Wired UK, 24 June 2013
In May 2012 Caesar Acellam, a commander of the Lord’s Resistance Army (LRA) and military strategist for the extremist group’s leader Joseph Kony, was captured by the Ugandan army. The act appeared to be a coup for local forces that had for nearly three decades — along with multiple regional governments and the 100 US special forces soldiers sent in 2012 — failed to thwart the militant group’s leader, a man wanted by the International Criminal Court for crimes against humanity including the abduction of tens of thousands of children.
The capture of one of his top-ranking commanders was made possible, in part, because local forces suddenly knew where to look. Kony’s men could not hide from a constellation of five ever-watchful satellites put into orbit by satellite imagery and geospatial analytics firm DigitalGlobe.
Phi Beta Iota: This is a useful article, recommended for a full read. There is a great deal of exaggeration — this is basic stuff that Ralph Peters and others of his caliber have been doing for 20 years, but the narrative is useful for those who do not know how good intelligence tradecraft has been and could be. Here are the highlights we know but the US Government never learns; these are quotes from the article.

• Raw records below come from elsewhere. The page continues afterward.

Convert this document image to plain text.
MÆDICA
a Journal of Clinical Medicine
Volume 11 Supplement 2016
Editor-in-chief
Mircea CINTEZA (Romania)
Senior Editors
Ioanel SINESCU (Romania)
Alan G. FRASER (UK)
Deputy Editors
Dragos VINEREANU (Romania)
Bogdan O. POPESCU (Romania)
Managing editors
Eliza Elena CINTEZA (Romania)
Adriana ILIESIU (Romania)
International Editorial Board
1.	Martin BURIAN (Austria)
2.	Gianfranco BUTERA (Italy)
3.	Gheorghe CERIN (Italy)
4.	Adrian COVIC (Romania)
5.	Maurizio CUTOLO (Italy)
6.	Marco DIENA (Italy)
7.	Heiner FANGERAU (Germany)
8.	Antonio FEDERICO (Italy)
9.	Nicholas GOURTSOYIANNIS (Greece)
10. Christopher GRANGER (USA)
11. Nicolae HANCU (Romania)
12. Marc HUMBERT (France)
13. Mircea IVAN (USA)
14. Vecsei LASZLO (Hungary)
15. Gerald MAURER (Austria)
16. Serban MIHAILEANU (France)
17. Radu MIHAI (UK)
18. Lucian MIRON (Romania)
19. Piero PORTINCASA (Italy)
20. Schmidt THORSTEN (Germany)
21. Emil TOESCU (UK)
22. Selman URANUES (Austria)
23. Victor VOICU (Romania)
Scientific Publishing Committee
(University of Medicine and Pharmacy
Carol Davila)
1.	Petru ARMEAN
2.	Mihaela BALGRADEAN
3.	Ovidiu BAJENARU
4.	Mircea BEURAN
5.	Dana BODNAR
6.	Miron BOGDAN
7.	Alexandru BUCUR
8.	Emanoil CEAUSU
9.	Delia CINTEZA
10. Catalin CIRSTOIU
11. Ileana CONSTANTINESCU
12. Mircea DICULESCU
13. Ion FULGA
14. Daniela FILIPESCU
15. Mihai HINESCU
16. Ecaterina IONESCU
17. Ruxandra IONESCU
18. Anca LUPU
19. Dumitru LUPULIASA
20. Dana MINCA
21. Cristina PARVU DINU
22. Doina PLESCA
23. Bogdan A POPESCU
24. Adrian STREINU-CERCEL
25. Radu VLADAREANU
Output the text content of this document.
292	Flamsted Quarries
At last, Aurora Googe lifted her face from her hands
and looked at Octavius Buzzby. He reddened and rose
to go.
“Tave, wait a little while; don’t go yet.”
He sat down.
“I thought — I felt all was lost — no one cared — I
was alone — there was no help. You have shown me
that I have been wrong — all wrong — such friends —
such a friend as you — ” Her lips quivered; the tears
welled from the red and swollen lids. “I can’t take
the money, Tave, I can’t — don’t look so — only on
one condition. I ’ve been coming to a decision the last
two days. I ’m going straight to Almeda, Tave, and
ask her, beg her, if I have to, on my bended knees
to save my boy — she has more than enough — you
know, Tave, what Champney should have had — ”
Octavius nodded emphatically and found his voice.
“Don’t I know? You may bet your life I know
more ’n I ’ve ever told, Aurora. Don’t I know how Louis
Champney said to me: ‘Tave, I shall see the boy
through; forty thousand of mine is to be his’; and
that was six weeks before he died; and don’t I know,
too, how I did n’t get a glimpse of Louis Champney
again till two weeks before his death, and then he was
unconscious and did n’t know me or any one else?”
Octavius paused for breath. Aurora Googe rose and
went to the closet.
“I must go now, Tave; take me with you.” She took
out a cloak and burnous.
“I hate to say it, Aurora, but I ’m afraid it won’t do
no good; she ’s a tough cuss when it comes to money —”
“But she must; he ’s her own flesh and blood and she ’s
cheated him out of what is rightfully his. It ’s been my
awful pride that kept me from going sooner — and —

Hundreds of kilometres above Earth, the satellites capture a miniature game of cat and mouse between factions, armed forces and the public, but it’s when this data is injected with behavioural analysis and local knowledge it becomes most powerful.
Target audience analysis in a conflict zone is about identifying where those people are who are susceptible to radicalising and joining Al-Qaeda or going the other way and rejecting violence. We need to know where are they, what they believe and how can you influence them.”
The focus of the conference was, for many, too heavily concentrated on what’s wrong with Somalia. Combine that with the fact that a conference about Somalia took place nearly 7,000km from its capital, and there’s a real risk of alienating the nation’s people and ignoring issues most relevant to them.
“One of the biggest mistakes we make as a diaspora is we tend to think we have all the solutions. I think that’s wrong. We don’t. They know how they live, they know what they need because they live it day by day. They know their solution more than we know it.
The most important point made in the article is not as clear as we would like it to be: “enabling environemtns” are those where water, housing, sanitation, and food are all accessible without undue risk. There is too much focus on providing “security” and not enough on providing amenties — the human habitat. Haiti — and the idiocy of sending in 20,000 US troops with their logisitics support needs — is a good example of how NOT to do support. Somalai is an opportunity for smart people to do good.